Much like the young start-ups trying to attract attention towards their product, the 62-year-old leader made an hour-long speech by intertwining statements on social and economic reforms, equilibrium in society, caste prosperity in the hope of securing much-needed political capital.

In the process of highlighting his own ‘achievements’, Bommai appeared to be even deriding the Bharatiya Janata Party (BJP) governments of the past, including that under his mentor and predecessor B. S. Yediyurappa, as well as those of the opposition.

“This investor summit is much much more important than the previous ones,” he said, embellishing his statements with adjectives like “extraordinary” and “daring”. The Karnataka CM even rebuked a member of the audience, possibly a delegate, for talking during his speech.

“What Karnataka thinks today, India thinks tomorrow,” the chief minister said, adding that the state had a “very, very serious government” that aimed not just to make a show of the MoU (Memorandum of Understanding) but convert the same into on-ground investments.


Also Read: Bommai govt hopes investors summit will restore some shine after Bengaluru’s rain & infra woes


Deflecting attention from infighting, graft charges?

Under pressure over growing allegations of graft, crumbling infrastructure and lack of development on his watch, Bommai has tried hard to deflect attention away from the glaring problems like infighting within his own government and a challenge to his authority as the elections approach.

Bommai said that in the four previous editions of GIMs, the conversion rate of MoUs range between 8 per cent and 44 per cent.

In the GIM first edition in 2000, he said, only Rs 12,000 crore out of the total Rs 27,057 crore was realised while only 14 per cent of the over Rs 3.94 lakh crore was realised in 2010.  In 2012, out of the promised over Rs 6.77 lakh crore, only 8 per cent was realised and in the last edition in 2016, only 15 per cent out of the overall Rs 3.05 lakh crore was realised.

The BJP was in power during the 2010 and 2012 GIMs under B.S. Yediyurappa and D.V. Sadananda Gowda respectively, which makes the attacks that much more interesting as Bommai tries harder to emerge out of the shadows of his former mentor and be seen as the BJP’s face of in Karnataka.

His speech was apparently not just aimed at his detractors outside the conference venue but also some of those on the same stage.
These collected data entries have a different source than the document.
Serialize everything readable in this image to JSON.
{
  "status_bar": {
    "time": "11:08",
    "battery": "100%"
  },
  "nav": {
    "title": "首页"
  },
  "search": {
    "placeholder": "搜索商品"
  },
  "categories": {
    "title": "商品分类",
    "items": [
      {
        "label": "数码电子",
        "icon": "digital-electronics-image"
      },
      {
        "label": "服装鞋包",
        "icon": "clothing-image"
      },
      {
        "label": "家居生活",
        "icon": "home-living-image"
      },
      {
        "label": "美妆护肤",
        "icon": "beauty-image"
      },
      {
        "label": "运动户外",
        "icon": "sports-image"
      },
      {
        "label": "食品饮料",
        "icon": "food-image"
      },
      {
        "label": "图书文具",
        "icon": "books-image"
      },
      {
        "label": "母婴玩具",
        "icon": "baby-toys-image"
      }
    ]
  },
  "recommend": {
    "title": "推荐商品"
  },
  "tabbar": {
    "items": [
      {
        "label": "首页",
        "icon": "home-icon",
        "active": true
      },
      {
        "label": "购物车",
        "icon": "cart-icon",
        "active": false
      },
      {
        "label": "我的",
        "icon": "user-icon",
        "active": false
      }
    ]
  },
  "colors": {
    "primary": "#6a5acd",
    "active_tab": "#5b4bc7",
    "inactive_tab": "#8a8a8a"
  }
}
Industries minister Murugesh Nirani has for long nursed the ambition of being seen as a serious challenger for the top job in the government.

Nirani is from the dominant Panchamasali sub-sect of the Lingayats, and influential seers from the community have intensified their demands seeking better reservation opportunities and a chance for a member of their own to be considered for the top job. Even senior BJP leader and ousted minister K.S. Eshwarappa had said that Nirani would become the chief minister soon.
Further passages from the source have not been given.